One of the first free independent primary schools in London’s East End has hit back at criticism in the national press from its own founder who claimed that the government’s flagship education policy lacked “joined-up thinking.”

Ronda Fogel made her outspoken comments in an interview in which she described an Ofsted report into Mile End’s CET Primary School Tower Hamlets as “disastrous.”

She doubted that free schools could survive by themselves and needed the local authority or academy trusts for help.

Mrs Fogel is executive director of the Constable Educational Trust, which originally set up the school in temporary premises at the Kirtland Centre in Coborn Street in 2012 and another school in Paddington.

Within six months of opening “it became it clear it wasn’t working,” she said, because of a lack of support which had been a major problem.

The government wasn’t helping enough and there was “no joined up thinking” with free schools, she told TES, which were being opened on a tight budget and there was little room for manoeuvre.

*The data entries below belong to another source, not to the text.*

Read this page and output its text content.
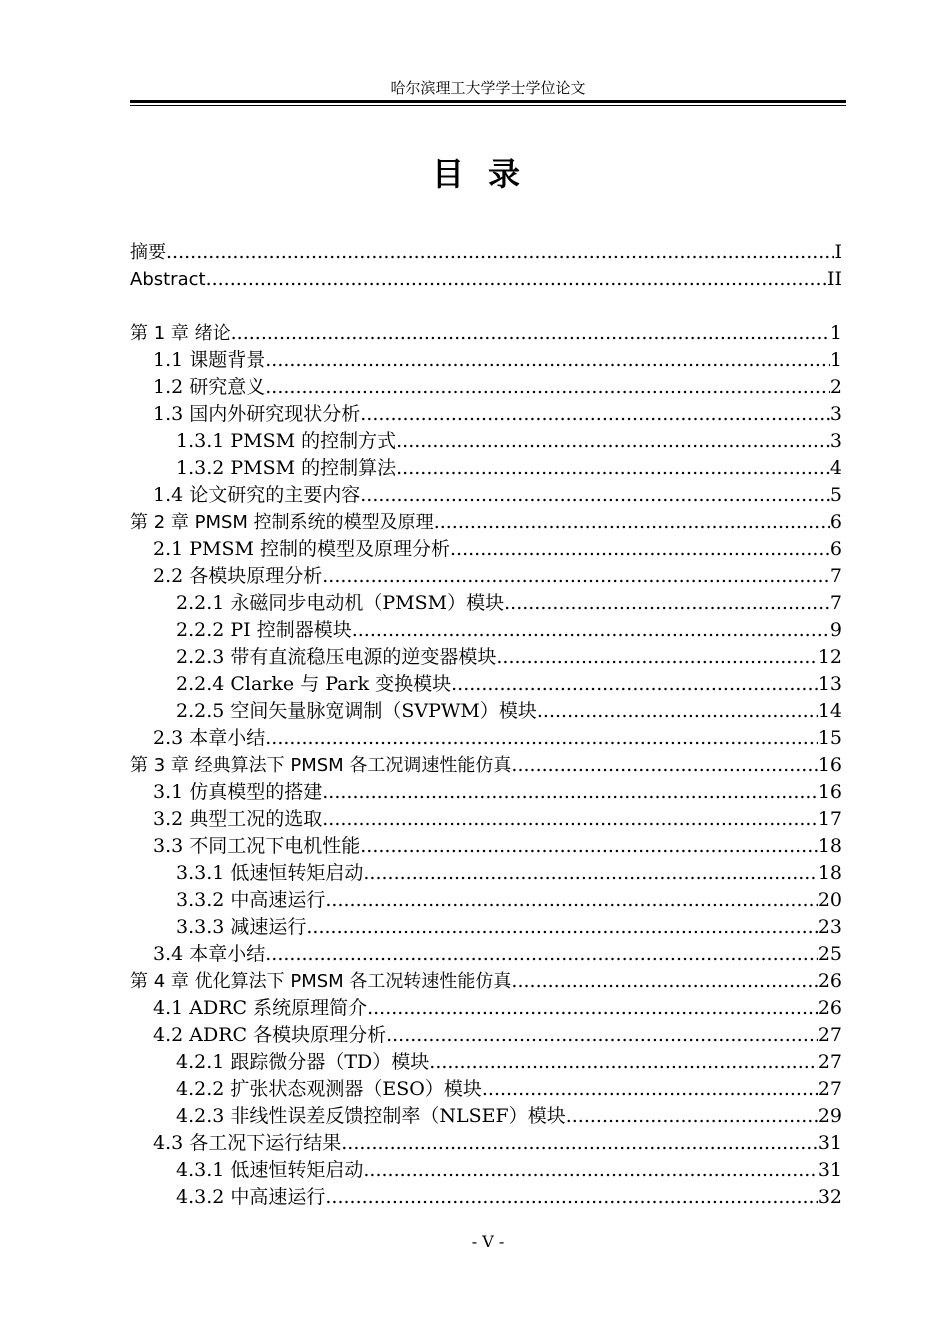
哈尔滨理工大学学士学位论文
目录
摘要 .....	I
Abstract .....	II
第 1 章 绪论 .....	1
1.1 课题背景 .....	1
1.2 研究意义 .....	2
1.3 国内外研究现状分析 .....	3
1.3.1 PMSM 的控制方式 .....	3
1.3.2 PMSM 的控制算法 .....	4
1.4 论文研究的主要内容 .....	5
第 2 章 PMSM 控制系统的模型及原理 .....	6
2.1 PMSM 控制的模型及原理分析 .....	6
2.2 各模块原理分析 .....	7
2.2.1 永磁同步电动机（PMSM）模块 .....	7
2.2.2 PI 控制器模块 .....	9
2.2.3 带有直流稳压电源的逆变器模块 .....	12
2.2.4 Clarke 与 Park 变换模块 .....	13
2.2.5 空间矢量脉宽调制（SVPWM）模块 .....	14
2.3 本章小结 .....	15
第 3 章 经典算法下 PMSM 各工况调速性能仿真 .....	16
3.1 仿真模型的搭建 .....	16
3.2 典型工况的选取 .....	17
3.3 不同工况下电机性能 .....	18
3.3.1 低速恒转矩启动 .....	18
3.3.2 中高速运行 .....	20
3.3.3 减速运行 .....	23
3.4 本章小结 .....	25
第 4 章 优化算法下 PMSM 各工况转速性能仿真 .....	26
4.1 ADRC 系统原理简介 .....	26
4.2 ADRC 各模块原理分析 .....	27
4.2.1 跟踪微分器（TD）模块 .....	27
4.2.2 扩张状态观测器（ESO）模块 .....	27
4.2.3 非线性误差反馈控制率（NLSEF）模块 .....	29
4.3 各工况下运行结果 .....	31
4.3.1 低速恒转矩启动 .....	31
4.3.2 中高速运行 .....	32
- V -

The Mile End school was struggling which resulting in its poor Ofsted report.

Ofsted said last month the school “required improvement” because it had not secured good teaching. Most teachers were inexperienced and unable to lead strategic areas which limited the school’s capacity “to improve as rapidly as it should”.

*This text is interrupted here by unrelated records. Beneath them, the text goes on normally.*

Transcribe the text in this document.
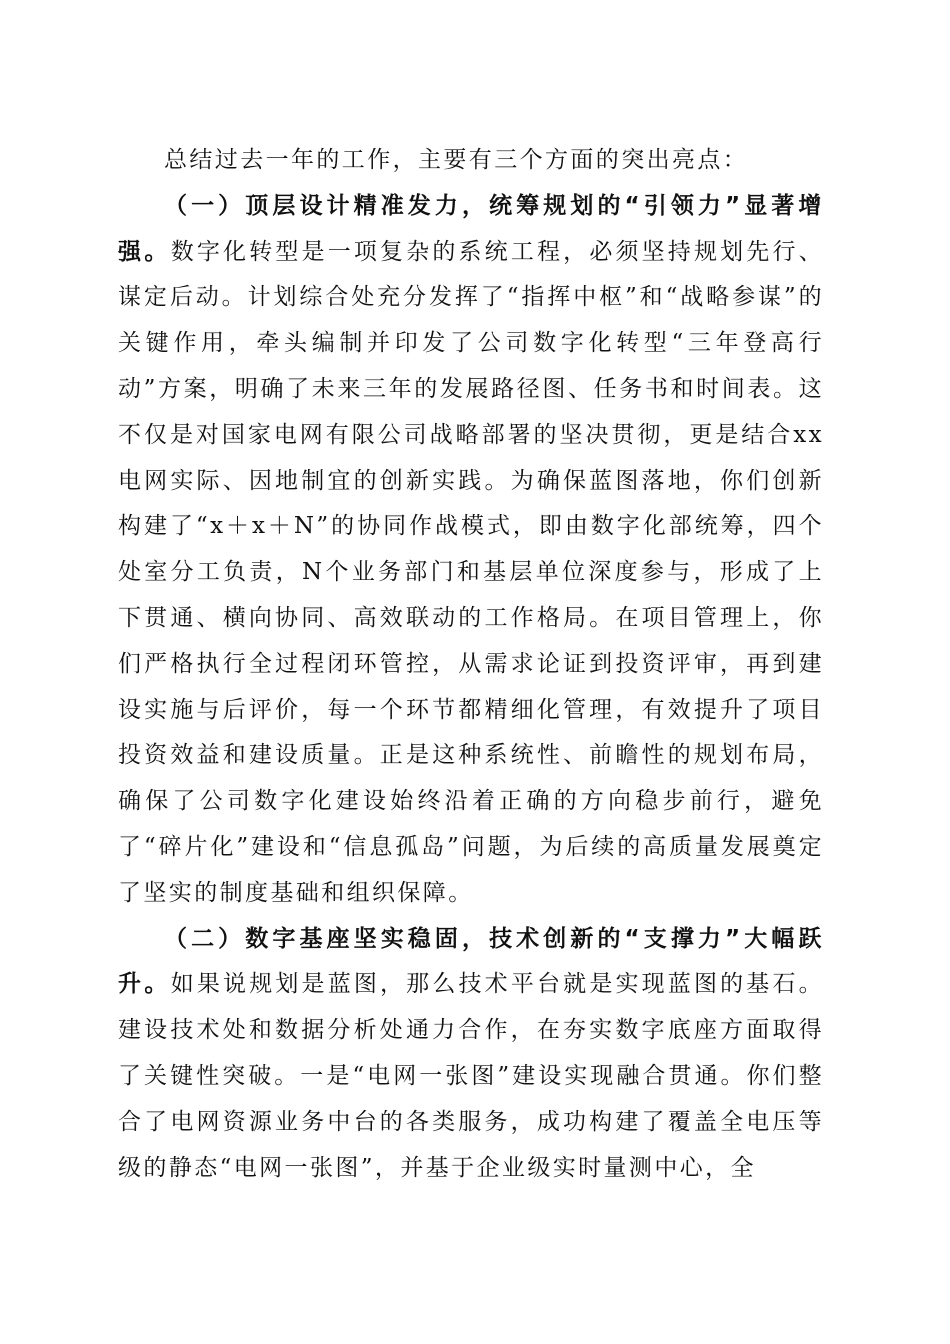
总结过去一年的工作，主要有三个方面的突出亮点：

（一）顶层设计精准发力，统筹规划的“引领力”显著增强。数字化转型是一项复杂的系统工程，必须坚持规划先行、谋定后动。计划综合处充分发挥了“指挥中枢”和“战略参谋”的关键作用，牵头编制并印发了公司数字化转型“三年登高行动”方案，明确了未来三年的发展路径图、任务书和时间表。这不仅是对国家电网有限公司战略部署的坚决贯彻，更是结合xx电网实际、因地制宜的创新实践。为确保蓝图落地，你们创新构建了“x＋x＋N”的协同作战模式，即由数字化部统筹，四个处室分工负责，N个业务部门和基层单位深度参与，形成了上下贯通、横向协同、高效联动的工作格局。在项目管理上，你们严格执行全过程闭环管控，从需求论证到投资评审，再到建设实施与后评价，每一个环节都精细化管理，有效提升了项目投资效益和建设质量。正是这种系统性、前瞻性的规划布局，确保了公司数字化建设始终沿着正确的方向稳步前行，避免了“碎片化”建设和“信息孤岛”问题，为后续的高质量发展奠定了坚实的制度基础和组织保障。

（二）数字基座坚实稳固，技术创新的“支撑力”大幅跃升。如果说规划是蓝图，那么技术平台就是实现蓝图的基石。建设技术处和数据分析处通力合作，在夯实数字底座方面取得了关键性突破。一是“电网一张图”建设实现融合贯通。你们整合了电网资源业务中台的各类服务，成功构建了覆盖全电压等级的静态“电网一张图”，并基于企业级实时量测中心，全
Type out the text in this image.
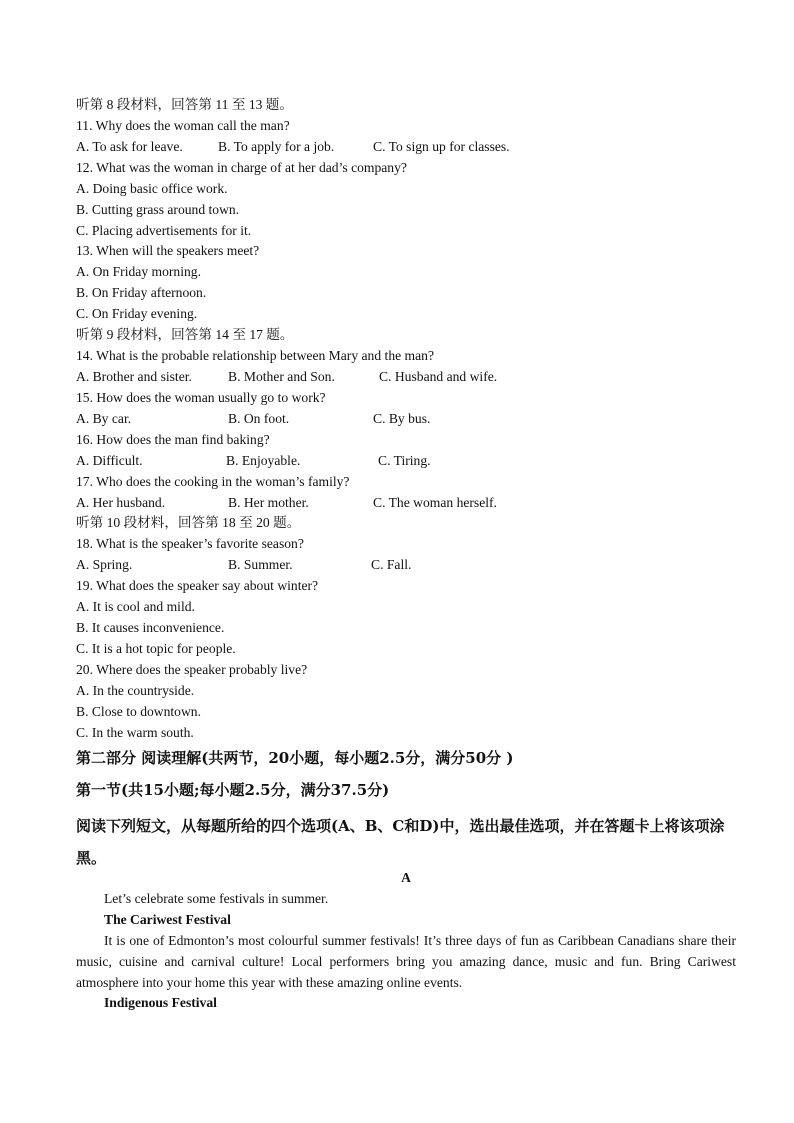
听第 8 段材料，回答第 11 至 13 题。
11. Why does the woman call the man?
A. To ask for leave.	B. To apply for a job.	C. To sign up for classes.
12. What was the woman in charge of at her dad’s company?
A. Doing basic office work.
B. Cutting grass around town.
C. Placing advertisements for it.
13. When will the speakers meet?
A. On Friday morning.
B. On Friday afternoon.
C. On Friday evening.
听第 9 段材料，回答第 14 至 17 题。
14. What is the probable relationship between Mary and the man?
A. Brother and sister.	B. Mother and Son.	C. Husband and wife.
15. How does the woman usually go to work?
A. By car.	B. On foot.	C. By bus.
16. How does the man find baking?
A. Difficult.	B. Enjoyable.	C. Tiring.
17. Who does the cooking in the woman’s family?
A. Her husband.	B. Her mother.	C. The woman herself.
听第 10 段材料，回答第 18 至 20 题。
18. What is the speaker’s favorite season?
A. Spring.	B. Summer.	C. Fall.
19. What does the speaker say about winter?
A. It is cool and mild.
B. It causes inconvenience.
C. It is a hot topic for people.
20. Where does the speaker probably live?
A. In the countryside.
B. Close to downtown.
C. In the warm south.
第二部分 阅读理解(共两节，20小题，每小题2.5分，满分50分 )
第一节(共15小题;每小题2.5分，满分37.5分)
阅读下列短文，从每题所给的四个选项(A、B、C和D)中，选出最佳选项，并在答题卡上将该项涂黑。
A
Let’s celebrate some festivals in summer.
The Cariwest Festival
It is one of Edmonton’s most colourful summer festivals! It’s three days of fun as Caribbean Canadians share their music, cuisine and carnival culture! Local performers bring you amazing dance, music and fun. Bring Cariwest atmosphere into your home this year with these amazing online events.
Indigenous Festival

But Ronda Fogel was accused this week in a statement to the Advertiser of not being fair to the school by her public comments.

“Mrs Fogel does an extreme disservice to her former colleagues and the highly-committed and dedicated staff,” CET Primary Schools chairman Richard Simmons said.

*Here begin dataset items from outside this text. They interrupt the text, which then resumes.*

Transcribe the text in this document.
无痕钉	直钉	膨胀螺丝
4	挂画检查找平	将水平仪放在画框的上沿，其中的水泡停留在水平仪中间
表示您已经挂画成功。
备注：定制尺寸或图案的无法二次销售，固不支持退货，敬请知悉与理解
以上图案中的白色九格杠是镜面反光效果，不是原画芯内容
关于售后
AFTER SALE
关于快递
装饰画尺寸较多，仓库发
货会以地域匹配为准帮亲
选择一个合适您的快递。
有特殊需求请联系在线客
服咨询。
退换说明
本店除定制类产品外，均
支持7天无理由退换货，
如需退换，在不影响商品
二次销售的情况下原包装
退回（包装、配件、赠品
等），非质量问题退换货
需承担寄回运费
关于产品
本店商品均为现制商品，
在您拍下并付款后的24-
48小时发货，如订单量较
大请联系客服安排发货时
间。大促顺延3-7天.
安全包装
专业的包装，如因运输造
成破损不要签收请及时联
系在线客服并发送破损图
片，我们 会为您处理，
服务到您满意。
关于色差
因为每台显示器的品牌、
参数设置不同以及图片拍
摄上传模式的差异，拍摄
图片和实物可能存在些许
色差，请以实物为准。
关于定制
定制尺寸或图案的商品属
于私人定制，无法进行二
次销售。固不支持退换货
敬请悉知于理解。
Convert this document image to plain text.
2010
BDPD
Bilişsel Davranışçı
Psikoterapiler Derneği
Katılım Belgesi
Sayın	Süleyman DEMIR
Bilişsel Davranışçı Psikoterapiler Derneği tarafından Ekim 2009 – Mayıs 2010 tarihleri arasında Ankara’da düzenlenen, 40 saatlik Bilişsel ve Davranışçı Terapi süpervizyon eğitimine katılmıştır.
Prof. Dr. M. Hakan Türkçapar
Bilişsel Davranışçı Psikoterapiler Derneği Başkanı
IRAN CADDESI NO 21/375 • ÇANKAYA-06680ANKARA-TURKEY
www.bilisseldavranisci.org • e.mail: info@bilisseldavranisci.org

“She described the Ofsted report as ‘disastrous’—it was disappointing, but not unexpected, given the early development and the inadequate temporary premises which placed huge demands on staff.”

He added: “Her criticism of the Department for Education is misplaced. The main reasons for delay securing permanent premises in Tower Hamlets were difficulties at the local political level.”

The educational trust continues to sponsor CET Primary Schools. Mrs Fogel was a director until she resigned in December, but continues as a member of the trust.